Lord's Pitch Draws Fire After Variable Bounce, England Vs Australia Context

Lord's Pitch Draws Fire After Variable Bounce, England Vs Australia Context

Lord's pitch criticism sharpened again in england vs australia-style scrutiny as variable bounce carried into England's first Test against New Zealand. The surface has been called a genuine embarrasment, and the problem now sits at the center of what happens next at Lord's.

Only 58 balls were bowled in 80 minutes of intermittent cricket on the day described, and New Zealand still needed 218 runs to win at one stage. Two wickets fell, with Rachin Ravindra clean-bowled by Ollie Robinson and Daryl Mitchell lbw to the same bowler.

Andy Bull On Lord's

Andy Bull described the Lord's pitch as a genuine embarrasment and said it has become one. He also said the wicket is the most unpredictable in England since records began, a judgment that fits what players saw when Jacob Bethell was hit by the variable bounce.

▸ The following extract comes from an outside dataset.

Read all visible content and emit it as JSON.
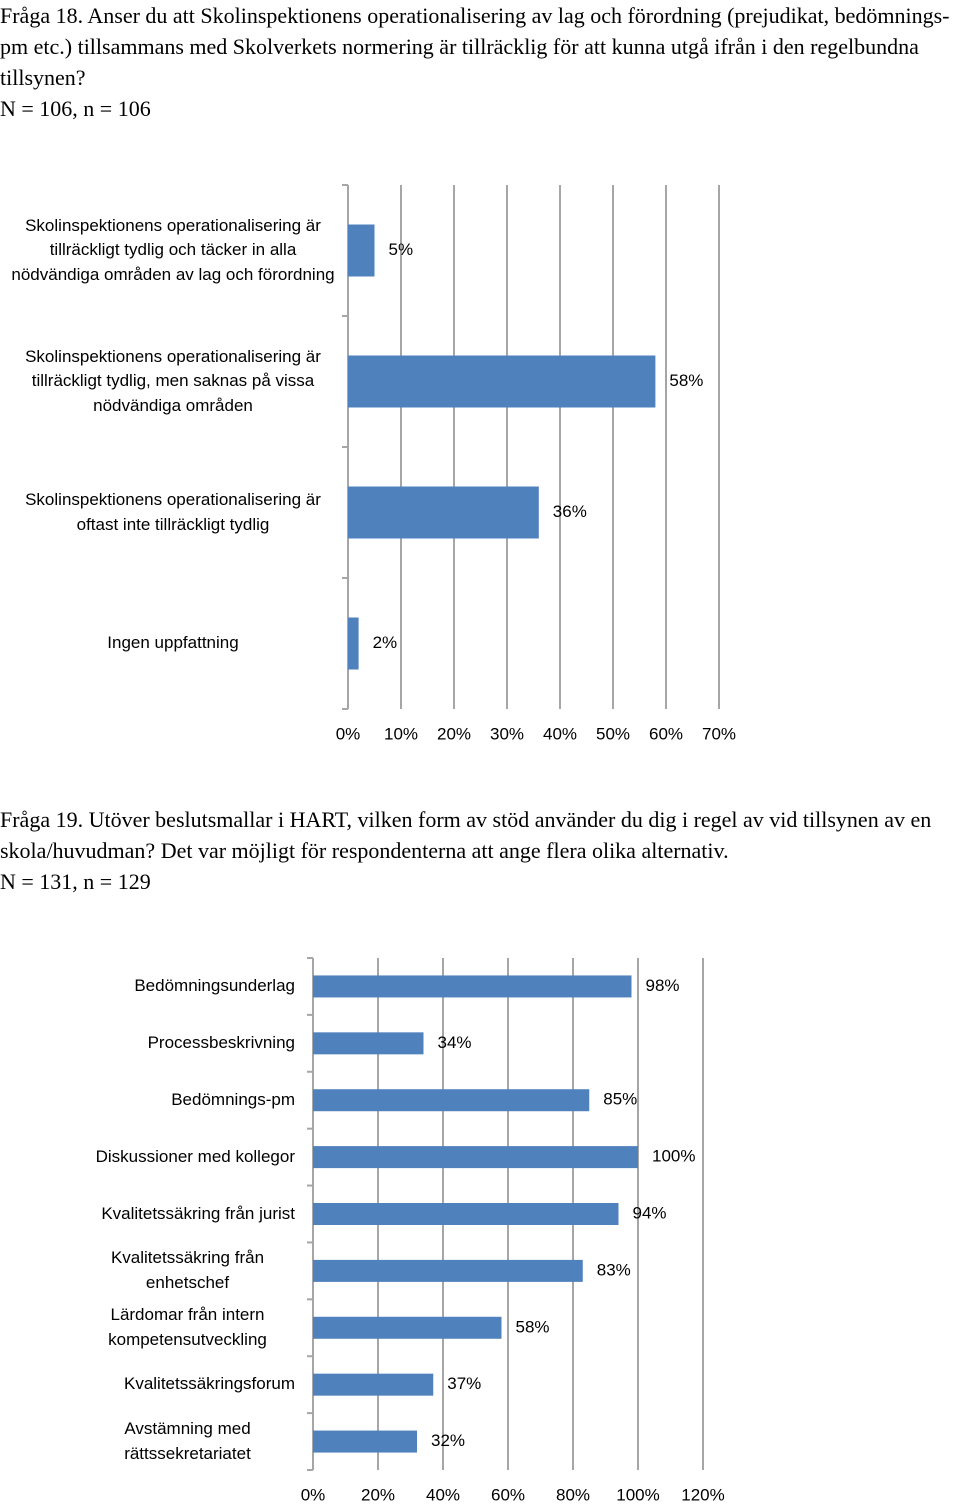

The criticism is not limited to one bad session. The MCC relaid the entire outfield during the winter, yet the playing surface remains the issue, and the pitch has been treated with steam to try to “purify the soil”.

MCC Steam Treatment

The steamed pitch has been described as the worst yet after last week's heatwave and the heavy rain that followed. That sequence left Lord's with a surface that has drawn repeated complaints while the MCC continues to work on a replacement plan.

The long-term answer is drop-in pitches. The MCC plans to plant them on the Nursery Ground and transport them into the middle of the playing surface for international matches, with the target set for 2028. Until then, Lord's keeps asking the same question from one Test to the next: whether the pitch can be made fit for the cricket that is supposed to be played there.